Ces recherches pourraient enfin avoir des applications médicales, les mécanismes impliqués dans la dégénérescence bactérienne pouvant constituer des cibles thérapeutiques prometteuses.

François Taddei en quelques mots

Polytechnicien, François Taddei est donc ingénieur de formation. Il se tourne vers la génétique lors de son doctorat à l’Université Paris-Sud, sous la direction de Miroslav Radman et aux côtés d’Ivan Matic, qui effectue sa thèse dans le même laboratoire. Ces rencontres marquent le début d’une collaboration scientifique porteuse entre les trois chercheurs, pérennisée par la création du Laboratoire TaMaRa au sein de l’Institut Jacques Monod.

En 2003, soutenu par la Fondation Bettencourt Schueller dans le cadre du Prix Liliane Bettencourt pour les sciences du vivant, il poursuit des recherches novatrices sur la bactérie Escherichia coli, qui permettront de découvrir un mode de vieillissement inédit : la descendance clonale.

En 2005, il cofonde le CRI à Paris, devenu le Learning Planet Institute, pour promouvoir l’innovation pédagogique et inventer une formation interdisciplinaire, croisant l’étude du vivant, la physique, la chimie, les mathématiques, l’informatique et les sciences sociales.

Portrait de François Taddeï, lauréat du Prix Liliane Bettencourt pour les Sciences du Vivant, en 2003. ©Philippe Caron pour la Fondation Bettencourt Schueller
  • 1995 Doctorat à l’Université Paris-Sud

  • 1996 Post-doctorat dans les laboratoires du Docteur John Maynard Smith, et du Docteur Pierre-Henri Gouyon

  • 1997 Chercheur à l’Inserm

  • 2000 Chef de l’équipe Biologie systémique évolutive, laboratoire Génétique moléculaire évolutive et médicale, Université Paris Descartes

  • 2003 Prix Inserm de la recherche fondamentale

Ivan Matic en quelques mots

Ivan Matic rencontre la mutagénèse au cours de ses études supérieures en Croatie, et étudie les effets d’un agent alcalin sur la bactérie responsable de la salmonellose et Escherichia coli.

En 1995, il entreprend un Doctorat de génétique moléculaire et cellulaire et rejoint le laboratoire de Miroslav Radman, en même temps que François Taddei. Les trois chercheurs pérenniseront leur collaboration scientifique en créant le laboratoire TaMaRa au sein de l’Institut Jacques Monod. Ils réalisent ensemble des découvertes cruciales sur les implications évolutives et adaptatives des mutations génétiques et sur les mécanismes du vieillissement.

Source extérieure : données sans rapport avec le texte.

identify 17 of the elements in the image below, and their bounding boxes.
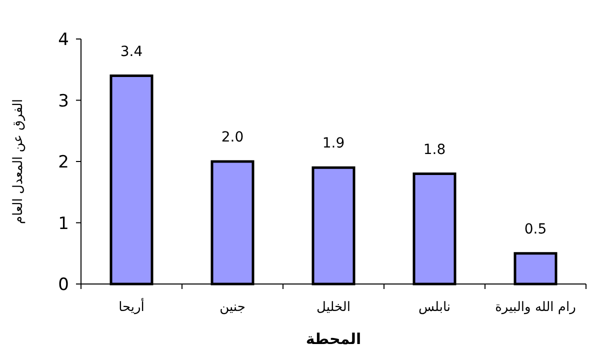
- data-label: 2.0: [221, 130, 244, 146]
- y-axis-title: الفرق عن المعدل العام: [11, 99, 26, 224]
- y-tick-label: 2: [58, 152, 69, 172]
- x-tick-label: الخليل: [316, 300, 351, 315]
- y-tick-label: 1: [58, 214, 69, 234]
- data-label: 3.4: [120, 44, 143, 60]
- y-tick-label: 0: [58, 275, 69, 295]
- x-tick-label: رام الله والبيرة: [495, 300, 576, 315]
- x-tick-label: أريحا: [118, 298, 144, 315]
- x-tick-label: جنين: [220, 300, 246, 315]
- data-label: 0.5: [524, 221, 547, 238]
- y-tick-label: 3: [58, 91, 69, 112]
- data-label: 1.8: [423, 142, 446, 158]
- x-axis-title: المحطة: [306, 330, 362, 348]
- x-tick-label: نابلس: [418, 300, 451, 315]
- y-tick-label: 4: [58, 30, 69, 50]
- data-label: 1.9: [322, 136, 345, 152]
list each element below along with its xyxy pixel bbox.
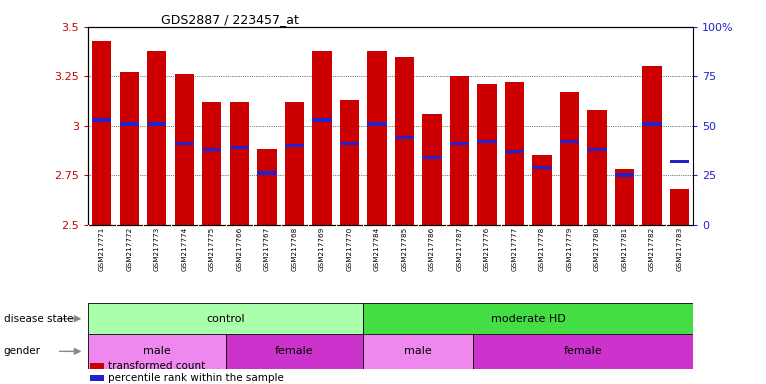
Bar [560, 140, 579, 143]
Text: GDS2887 / 223457_at: GDS2887 / 223457_at [161, 13, 299, 26]
Text: GSM217787: GSM217787 [457, 227, 463, 271]
Text: male: male [143, 346, 171, 356]
Text: GSM217769: GSM217769 [319, 227, 325, 271]
Text: GSM217783: GSM217783 [676, 227, 683, 271]
Text: disease state: disease state [4, 314, 74, 324]
Bar [450, 142, 469, 145]
Text: GSM217772: GSM217772 [126, 227, 133, 271]
Text: GSM217767: GSM217767 [264, 227, 270, 271]
Bar [422, 114, 441, 225]
Bar [643, 122, 662, 126]
Bar [477, 84, 496, 225]
Text: GSM217778: GSM217778 [539, 227, 545, 271]
Text: GSM217785: GSM217785 [401, 227, 408, 271]
Bar [367, 51, 387, 225]
Bar [532, 156, 552, 225]
Bar [119, 72, 139, 225]
Bar [505, 82, 524, 225]
Bar [473, 334, 693, 369]
Text: male: male [404, 346, 432, 356]
Bar [643, 66, 662, 225]
Bar [450, 76, 469, 225]
Text: GSM217768: GSM217768 [291, 227, 297, 271]
Text: GSM217770: GSM217770 [346, 227, 352, 271]
Bar [340, 100, 359, 225]
Bar [363, 334, 473, 369]
Bar [669, 160, 689, 163]
Bar [588, 110, 607, 225]
Bar [175, 142, 194, 145]
Bar [532, 166, 552, 169]
Text: GSM217775: GSM217775 [209, 227, 215, 271]
Text: GSM217779: GSM217779 [566, 227, 572, 271]
Bar [313, 51, 332, 225]
Bar [340, 142, 359, 145]
Bar [88, 334, 226, 369]
Bar [92, 118, 112, 122]
Bar [588, 148, 607, 151]
Bar [560, 92, 579, 225]
Bar [313, 118, 332, 122]
Bar [92, 41, 112, 225]
Text: GSM217766: GSM217766 [237, 227, 242, 271]
Bar [285, 144, 304, 147]
Bar [230, 146, 249, 149]
Bar [669, 189, 689, 225]
Bar [226, 334, 363, 369]
Bar [147, 51, 166, 225]
Bar [257, 171, 277, 175]
Bar [363, 303, 693, 334]
Text: GSM217771: GSM217771 [99, 227, 105, 271]
Text: GSM217784: GSM217784 [374, 227, 380, 271]
Bar [394, 56, 414, 225]
Bar [202, 148, 221, 151]
Bar [615, 174, 634, 177]
Bar [257, 149, 277, 225]
Text: GSM217774: GSM217774 [182, 227, 188, 271]
Bar [505, 150, 524, 153]
Bar [285, 102, 304, 225]
Text: GSM217781: GSM217781 [621, 227, 627, 271]
Text: female: female [275, 346, 314, 356]
Text: GSM217773: GSM217773 [154, 227, 160, 271]
Text: percentile rank within the sample: percentile rank within the sample [108, 373, 284, 383]
Bar [119, 122, 139, 126]
Bar [615, 169, 634, 225]
Bar [230, 102, 249, 225]
Bar [477, 140, 496, 143]
Text: GSM217780: GSM217780 [594, 227, 600, 271]
Bar [202, 102, 221, 225]
Text: GSM217777: GSM217777 [512, 227, 518, 271]
Text: GSM217786: GSM217786 [429, 227, 435, 271]
Text: GSM217776: GSM217776 [484, 227, 490, 271]
Bar [147, 122, 166, 126]
Text: female: female [564, 346, 603, 356]
Bar [367, 122, 387, 126]
Bar [422, 156, 441, 159]
Text: GSM217782: GSM217782 [649, 227, 655, 271]
Text: moderate HD: moderate HD [491, 314, 565, 324]
Bar [88, 303, 363, 334]
Text: control: control [206, 314, 245, 324]
Bar [394, 136, 414, 139]
Text: transformed count: transformed count [108, 361, 205, 371]
Text: gender: gender [4, 346, 41, 356]
Bar [175, 74, 194, 225]
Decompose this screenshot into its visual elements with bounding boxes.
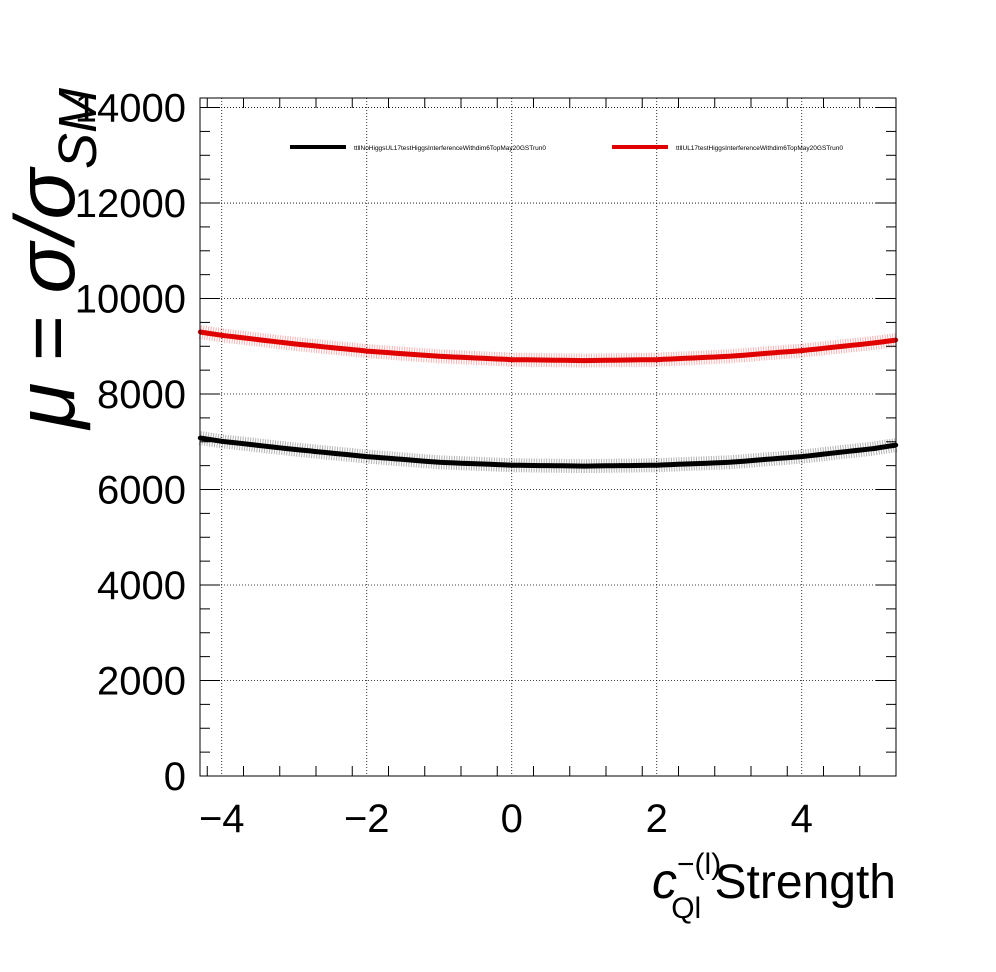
data-point bbox=[509, 357, 514, 362]
data-point bbox=[509, 462, 514, 468]
data-point bbox=[654, 357, 659, 362]
x-tick-label: −4 bbox=[199, 797, 245, 841]
plot-frame bbox=[199, 97, 897, 777]
x-axis-label-subscript: Ql bbox=[671, 892, 701, 925]
data-point bbox=[364, 454, 369, 459]
y-axis-label-mu: μ bbox=[0, 383, 92, 431]
legend-label: ttllNoHiggsUL17testHiggsInterferenceWith… bbox=[354, 145, 546, 152]
y-tick-label: 0 bbox=[164, 755, 186, 799]
x-tick-label: 2 bbox=[646, 797, 668, 841]
series-1 bbox=[197, 325, 899, 368]
x-axis-label: c−(l) Ql Strength bbox=[652, 848, 896, 925]
x-axis-label-superscript: −(l) bbox=[677, 848, 721, 881]
data-point bbox=[292, 447, 297, 452]
y-tick-label: 10000 bbox=[75, 278, 186, 322]
y-tick-label: 8000 bbox=[97, 373, 186, 417]
y-axis-label-sigma: σ/σ bbox=[0, 166, 92, 294]
x-tick-label: −2 bbox=[344, 797, 390, 841]
series-layer bbox=[197, 325, 899, 474]
data-point bbox=[582, 358, 587, 363]
series-line bbox=[199, 329, 897, 364]
y-tick-label: 12000 bbox=[75, 182, 186, 226]
ticks-layer: −4 −2 0 2 4 0 2000 4000 6000 8000 10000 12000 14000 bbox=[75, 87, 897, 841]
y-tick-label: 6000 bbox=[97, 469, 186, 513]
y-axis-label-subscript: SM bbox=[48, 88, 108, 169]
legend: ttllNoHiggsUL17testHiggsInterferenceWith… bbox=[290, 145, 843, 152]
data-point bbox=[364, 348, 369, 354]
legend-label: ttllUL17testHiggsInterferenceWithdim6Top… bbox=[676, 145, 843, 152]
x-tick-label: 4 bbox=[791, 797, 813, 841]
data-point bbox=[437, 354, 442, 359]
x-axis-label-symbol: c bbox=[652, 853, 677, 909]
y-axis-label-equals: = bbox=[3, 294, 91, 383]
data-point bbox=[654, 462, 659, 468]
series-line bbox=[199, 435, 897, 469]
x-axis-label-text: Strength bbox=[701, 856, 896, 909]
series-0 bbox=[197, 431, 899, 474]
data-point bbox=[219, 439, 224, 444]
data-point bbox=[872, 446, 877, 451]
data-point bbox=[872, 340, 877, 346]
grid-layer bbox=[200, 98, 896, 776]
data-point bbox=[727, 460, 732, 465]
data-point bbox=[799, 348, 804, 353]
y-tick-label: 14000 bbox=[75, 87, 186, 131]
y-tick-label: 4000 bbox=[97, 564, 186, 608]
data-point bbox=[437, 460, 442, 465]
data-point bbox=[799, 454, 804, 459]
data-point bbox=[219, 333, 224, 338]
data-point bbox=[727, 354, 732, 359]
x-tick-label: 0 bbox=[501, 797, 523, 841]
data-point bbox=[582, 463, 587, 469]
y-axis-label: μ = σ/σSM bbox=[0, 88, 108, 431]
data-point bbox=[292, 341, 297, 347]
y-tick-label: 2000 bbox=[97, 660, 186, 704]
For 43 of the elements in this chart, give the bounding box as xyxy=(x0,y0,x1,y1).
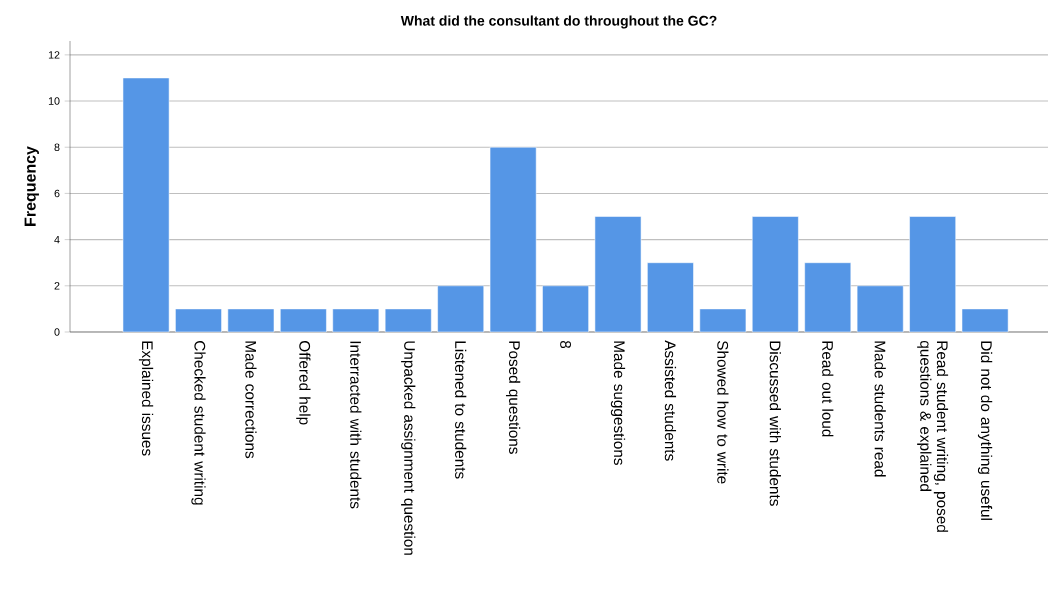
bar xyxy=(961,308,1009,333)
y-tick-label: 4 xyxy=(54,235,60,244)
y-tick-label: 10 xyxy=(48,97,60,105)
y-tick-label: 8 xyxy=(54,143,60,152)
bar xyxy=(280,308,327,333)
x-tick-label: Explained issues xyxy=(138,341,154,456)
x-tick-label: Assisted students xyxy=(664,340,677,461)
bar xyxy=(647,262,694,333)
bar xyxy=(175,308,222,333)
x-tick-label: Read out loud xyxy=(822,341,834,437)
x-tick-label: Offered help xyxy=(296,340,311,425)
x-tick-label: Posed questions xyxy=(505,341,521,454)
x-tick-label: Did not do anything useful xyxy=(977,341,993,520)
bar xyxy=(804,262,852,333)
x-tick-label: Read student writing, posed questions & explained xyxy=(917,340,949,532)
x-tick-label: 8 xyxy=(560,340,571,349)
chart-title: What did the consultant do throughout the GC? xyxy=(400,15,717,29)
bar xyxy=(332,308,380,333)
bar xyxy=(437,285,485,333)
x-tick-label: Showed how to write xyxy=(717,340,729,484)
x-tick-label: Checked student writing xyxy=(191,341,206,505)
bar xyxy=(856,285,904,333)
bar xyxy=(122,77,170,333)
y-tick-label: 12 xyxy=(48,51,60,59)
bar xyxy=(909,216,956,333)
x-tick-label: Listened to students xyxy=(455,341,467,479)
x-tick-label: Discussed with students xyxy=(769,341,781,506)
bar xyxy=(542,285,589,333)
y-tick-label: 0 xyxy=(54,328,60,336)
x-tick-label: Made corrections xyxy=(245,341,257,459)
y-tick-label: 6 xyxy=(54,189,60,198)
bar xyxy=(227,308,275,333)
bar xyxy=(699,308,747,333)
bar xyxy=(384,308,432,333)
bar xyxy=(489,146,537,333)
y-tick-label: 2 xyxy=(54,282,60,290)
x-tick-label: Interracted with students xyxy=(350,341,362,509)
x-tick-label: Made suggestions xyxy=(610,341,626,465)
bar xyxy=(751,216,799,333)
bar xyxy=(594,216,642,333)
y-axis-title: Frequency xyxy=(24,146,39,226)
x-tick-label: Made students read xyxy=(874,341,886,477)
x-tick-label: Unpacked assignment question xyxy=(401,341,416,555)
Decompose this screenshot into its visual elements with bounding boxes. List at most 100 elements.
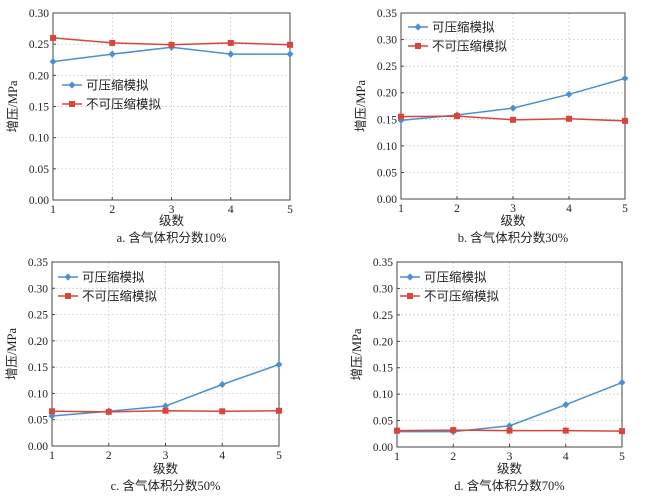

Ivan Matic se spécialise dans les mécanismes de réparation de l’ADN et dans les réponses moléculaires aux stress et au vieillissement.Pour combattre l’émergence de nouvelles maladies infectieuses et résoudre le problème de la résistance aux antibiotiques, Ivan Matic s’est donné pour mission de comprendre comment les mécanismes moléculaires et les fluctuations environnementales, impactent ces processus fondamentalement évolutifs.

Portrait d'Yvan Matic, lauréat du Prix Liliane Bettencourt pour les Sciences du Vivant, en 2003. ©Philippe Caron pour la Fondation Bettencourt Schueller
  • 1995 Doctorat de génétique moléculaire et cellulaire, Université Paris-Sud

  • 1995 Chargé de recherche de 1re classe au CNRS, Institut Jacques Monod, Paris

  • 2001 Directeur de recherche au CNRS, chef d’équipe au laboratoire Génétique moléculaire évolutive et médicale, Université Paris Descartes

Prix Liliane Bettencourt pour les sciences du vivant

Le Prix Liliane Bettencourt pour les sciences du vivant récompense chaque année un chercheur de moins de 45 ans pour l’excellence de ses travaux et sa contribution remarquable à son domaine de recherche scientifique. Ce prix est attribué selon les années à un chercheur établi en France ou travaillant dans un autre pays d'Europe. Vingt-sept lauréats ont été récompensés depuis 1997. A partir de 2023, la dotation de ce prix récompense personnellement le lauréat à hauteur de 100 000 euros.